Paxton’s lead lawyer, Tony Buzbee, told the Journal that Paxton was using “long-term savings from a brokerage account” to invest in real estate at a time when interest rates were low. “There is nothing more to it than that,” Buzbee said.
The Journal report shines light on a dozen subpoenas that the House General Investigating Committee issued on the second-to-last day of the regular legislative session. One of the subpoena targets was the Esther Blind Trust, which Ken Paxton and his wife, state Sen. Angela Paxton, R-McKinney, are beneficiaries of, according to his 2021 personal financial disclosure. Another subpoena was issued for Charles Loper, the trustee.
The financial disclosure also said the trust was created in 2015 and that it has a fair market value of “at least $46,580 or more.”
Ken Paxton reported in the disclosure that he and his wife owned four properties in 2021 — two in Austin, one in McKinney and one in College Station. The disclosure did not show any properties outside of Texas.
Ken Paxton’s personal financial disclosure for 2022 is due Friday.
Local property-tax records confirm at least some of the purchases cited in the Journal’s reporting. Records in Maui County, Hawaii, show the trust owns a parcel of land there worth almost $600,000, while records in Marion County, Florida, show the trust owns a home there worth more than $200,000.
The probe could mark the latest trouble for Paxton, who was impeached by House members on nearly two dozen allegations that he made false statements, took bribes and abused his office. Rules for his Senate trial allow impeachment managers to bring additional charges up to 30 days before the trial, which is set to begin Sept. 5.

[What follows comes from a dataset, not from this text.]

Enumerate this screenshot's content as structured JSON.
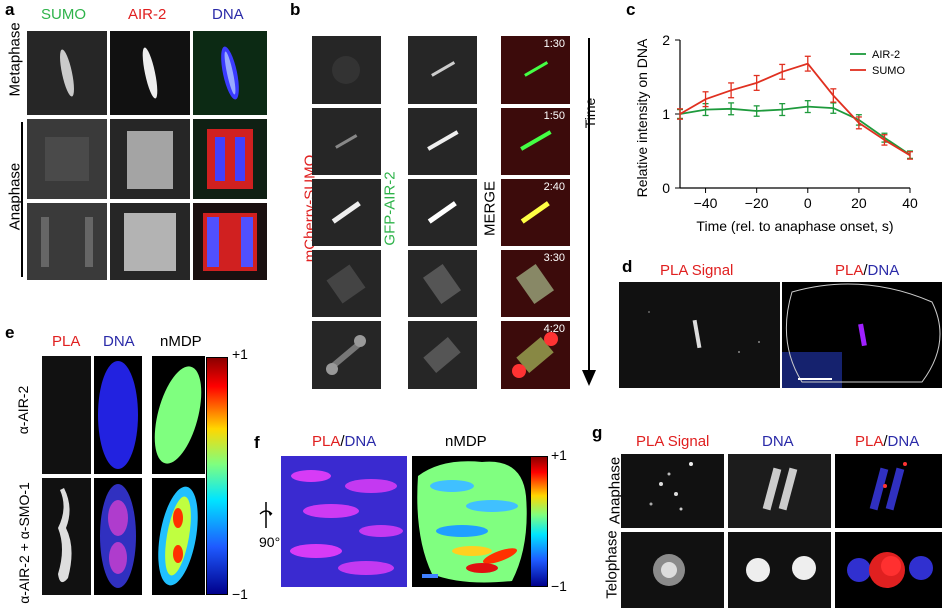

But Paxton’s attorney, Tony Buzbee, on Thursday dismissed the notion that there was anything questionable about the property purchases, which Buzbee said were made with long-term savings of Paxton’s and made at a time of low interest rates. Buzbee accused House impeachment managers of leaking information to the media to bolster a “flimsy” case.
“A guy uses money he saved for many years to purchase and finance investment properties before interest rates spiked? Other than that, I’m not sure where the story is,” Buzbee said. “If they had such a lock solid and strong case as they claim, why would they be out beating the bushes trying to come up with other (expletive) charges, and then leaking it to the press? I think we all see this for what it really is. Weak.”
According to the Journal, the purchases include:
- A $1.6 million, five-bedroom lodge in a resort area of eastern Oklahoma, which Paxton bought by putting 20 percent down and taking out a $1.28 million mortgage. It is now listed as a short-term rental on several websites.
- A $410,000 piece of land in a Maui resort town bought with cash by the Esther Blind Trust, a family trust set up in 2015.
- A $315,000 tract in Eden, Utah, near several ski resorts, also purchased by the trust.
- Two houses north of Orlando, Fla., that Paxton purchased and transferred to the Esther Blind Trust.
As attorney general, Paxton made $153,750 a year. Angela Paxton is a longtime high school teacher and makes $7,200 a year in her role as state senator.
Tony Buzbee may be right, but with a guy as clearly crooked as Ken Paxton, you have to follow the money. You never know where it may lead you. And let me say again, Angela Paxton is up for election next year, in a red-but-not-that-red district, with the possibility that maybe some of this is real financial misdealing and maybe she at least knew about it, and by the way she favors letting pregnant women die rather than be allowed to get abortions, which is an unpopular stance even here in Texas. So, you know, let’s make sure to find someone who will run really hard against her.